Multimodal large language models (MLLMs) have made remarkable progress in either temporal or spatial localization. However, they struggle to perform spatio-temporal video grounding. This limitation stems from two major challenges. Firstly, it is difficult to extract accurate spatio-temporal information of each frame in the video. Secondly, the substantial number of visual tokens makes it challenging to precisely map visual tokens of each frame to their corresponding spatial coordinates. To address these issues, we introduce SpaceVLLM, a MLLM endowed with spatio-temporal video grounding capability. Specifically, we adopt a set of interleaved Spatio-Temporal Aware Queries to capture temporal perception and dynamic spatial information. Moreover, we propose a Query-Guided Space Decoder to establish a corresponding connection between the queries and spatial coordinates. Additionally, due to the lack of spatio-temporal datasets, we construct the Unified Spatio-Temporal Grounding (Uni-STG) dataset, comprising 480K instances across three tasks. This dataset fully exploits the potential of MLLM to simultaneously facilitate localization in both temporal and spatial dimensions. Extensive experiments demonstrate that SpaceVLLM achieves the state-of-the-art performance across 11 benchmarks covering temporal, spatial, spatio-temporal and video understanding tasks, highlighting the effectiveness of our approach. Our code, datasets and model will be released at https://github.com/Jayce1kk/SpaceVLLM.

Paper Structure

This paper contains 25 sections, 6 equations, 5 figures, 9 tables.

Figures (5)

  • Figure 1: Example of the Video Temporal Grounding (VTG), Referring Expression Comprehension (REC) and Spatio-Temporal Video Grounding (STVG) tasks in the proposed SpaceVLLM.
  • Figure 2: The Overall Architecture of SpaceVLLM. In SpaceVLLM, A set of ordered Spatio-Temporal Aware Queries is interleaved with visual tokens of each video frame to capture spatio-temporal information.

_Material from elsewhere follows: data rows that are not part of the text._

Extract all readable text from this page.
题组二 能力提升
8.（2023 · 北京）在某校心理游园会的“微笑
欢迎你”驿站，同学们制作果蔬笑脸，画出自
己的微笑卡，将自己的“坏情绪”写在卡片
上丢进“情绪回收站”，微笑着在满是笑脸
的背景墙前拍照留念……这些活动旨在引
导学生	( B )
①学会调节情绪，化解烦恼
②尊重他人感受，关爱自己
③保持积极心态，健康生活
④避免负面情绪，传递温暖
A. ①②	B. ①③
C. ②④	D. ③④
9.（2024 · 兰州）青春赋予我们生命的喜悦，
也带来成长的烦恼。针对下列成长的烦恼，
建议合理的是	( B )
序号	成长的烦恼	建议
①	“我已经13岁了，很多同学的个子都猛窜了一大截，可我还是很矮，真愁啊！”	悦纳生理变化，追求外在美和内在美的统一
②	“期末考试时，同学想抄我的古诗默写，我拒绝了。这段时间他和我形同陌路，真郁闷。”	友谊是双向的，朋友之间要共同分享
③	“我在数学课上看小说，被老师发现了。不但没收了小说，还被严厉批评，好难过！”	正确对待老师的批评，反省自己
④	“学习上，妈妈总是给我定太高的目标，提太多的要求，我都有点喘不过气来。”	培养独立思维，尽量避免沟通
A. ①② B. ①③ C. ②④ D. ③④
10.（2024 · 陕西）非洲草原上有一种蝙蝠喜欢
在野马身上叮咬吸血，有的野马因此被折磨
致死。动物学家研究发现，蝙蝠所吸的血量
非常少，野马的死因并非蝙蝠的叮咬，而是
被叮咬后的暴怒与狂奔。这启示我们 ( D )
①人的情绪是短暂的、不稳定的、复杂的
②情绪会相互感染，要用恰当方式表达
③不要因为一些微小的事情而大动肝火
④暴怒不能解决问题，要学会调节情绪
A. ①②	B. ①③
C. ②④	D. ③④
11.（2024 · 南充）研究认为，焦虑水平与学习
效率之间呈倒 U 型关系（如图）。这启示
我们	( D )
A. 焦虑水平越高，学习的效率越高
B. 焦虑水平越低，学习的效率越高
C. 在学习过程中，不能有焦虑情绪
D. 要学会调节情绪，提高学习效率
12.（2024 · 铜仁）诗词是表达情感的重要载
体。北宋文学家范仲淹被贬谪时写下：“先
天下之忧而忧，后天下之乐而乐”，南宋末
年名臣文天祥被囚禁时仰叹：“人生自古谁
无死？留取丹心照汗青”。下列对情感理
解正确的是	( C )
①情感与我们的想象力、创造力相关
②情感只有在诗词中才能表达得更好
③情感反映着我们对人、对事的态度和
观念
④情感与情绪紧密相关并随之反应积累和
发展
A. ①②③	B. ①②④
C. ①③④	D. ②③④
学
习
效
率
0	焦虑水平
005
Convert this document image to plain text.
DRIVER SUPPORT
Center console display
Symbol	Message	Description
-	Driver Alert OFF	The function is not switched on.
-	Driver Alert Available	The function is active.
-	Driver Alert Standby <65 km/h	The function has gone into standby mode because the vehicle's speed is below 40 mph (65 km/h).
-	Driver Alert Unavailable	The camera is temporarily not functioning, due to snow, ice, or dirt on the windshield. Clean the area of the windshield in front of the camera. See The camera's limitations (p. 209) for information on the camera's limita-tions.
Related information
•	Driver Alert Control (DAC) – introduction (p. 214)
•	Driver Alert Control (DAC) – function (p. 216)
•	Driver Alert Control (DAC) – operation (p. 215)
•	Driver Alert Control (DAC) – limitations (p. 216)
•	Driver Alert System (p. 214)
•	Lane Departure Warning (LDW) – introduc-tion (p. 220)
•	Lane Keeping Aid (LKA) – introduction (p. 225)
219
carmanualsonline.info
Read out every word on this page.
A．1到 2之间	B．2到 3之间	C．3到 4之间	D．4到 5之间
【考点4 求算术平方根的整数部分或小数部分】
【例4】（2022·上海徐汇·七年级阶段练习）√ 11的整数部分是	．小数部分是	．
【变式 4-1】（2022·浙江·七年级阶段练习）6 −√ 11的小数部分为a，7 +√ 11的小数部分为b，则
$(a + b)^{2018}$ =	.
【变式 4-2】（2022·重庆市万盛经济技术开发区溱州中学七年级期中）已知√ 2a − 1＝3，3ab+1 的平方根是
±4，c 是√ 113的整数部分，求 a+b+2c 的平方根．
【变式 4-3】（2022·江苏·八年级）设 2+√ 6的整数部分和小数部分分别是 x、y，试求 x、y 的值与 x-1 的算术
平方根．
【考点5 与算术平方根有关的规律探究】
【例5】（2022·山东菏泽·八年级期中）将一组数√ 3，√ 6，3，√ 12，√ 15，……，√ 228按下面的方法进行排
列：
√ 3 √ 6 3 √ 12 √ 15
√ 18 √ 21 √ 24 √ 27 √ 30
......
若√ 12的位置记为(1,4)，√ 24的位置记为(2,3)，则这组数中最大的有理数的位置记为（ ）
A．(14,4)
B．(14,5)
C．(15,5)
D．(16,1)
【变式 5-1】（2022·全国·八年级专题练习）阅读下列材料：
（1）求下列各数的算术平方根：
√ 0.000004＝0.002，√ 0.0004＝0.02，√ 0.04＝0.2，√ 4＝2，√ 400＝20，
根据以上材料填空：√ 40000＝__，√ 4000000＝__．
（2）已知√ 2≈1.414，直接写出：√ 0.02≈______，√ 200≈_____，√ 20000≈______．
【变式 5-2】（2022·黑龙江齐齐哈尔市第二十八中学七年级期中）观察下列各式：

The LLM's last-layer query embeddings, combined with corresponding visual and description embeddings, are fed into the Query-Guided Space Decoder to predict frame-wise coordinates.
  • Figure 3: Pipeline of data synthesis for STVG task.
  • Figure 4: Data characteristics of Uni-STG for STVG task.
  • Figure 5: Visualization between LLM-based model for the task of Spatio-Temporal Video Grounding. As for the box in the video, green is the ground-truth bounding box, purple is the Qwen 2.5 VL, yellow is the GroundingGPT and red is our SpaceVLLM.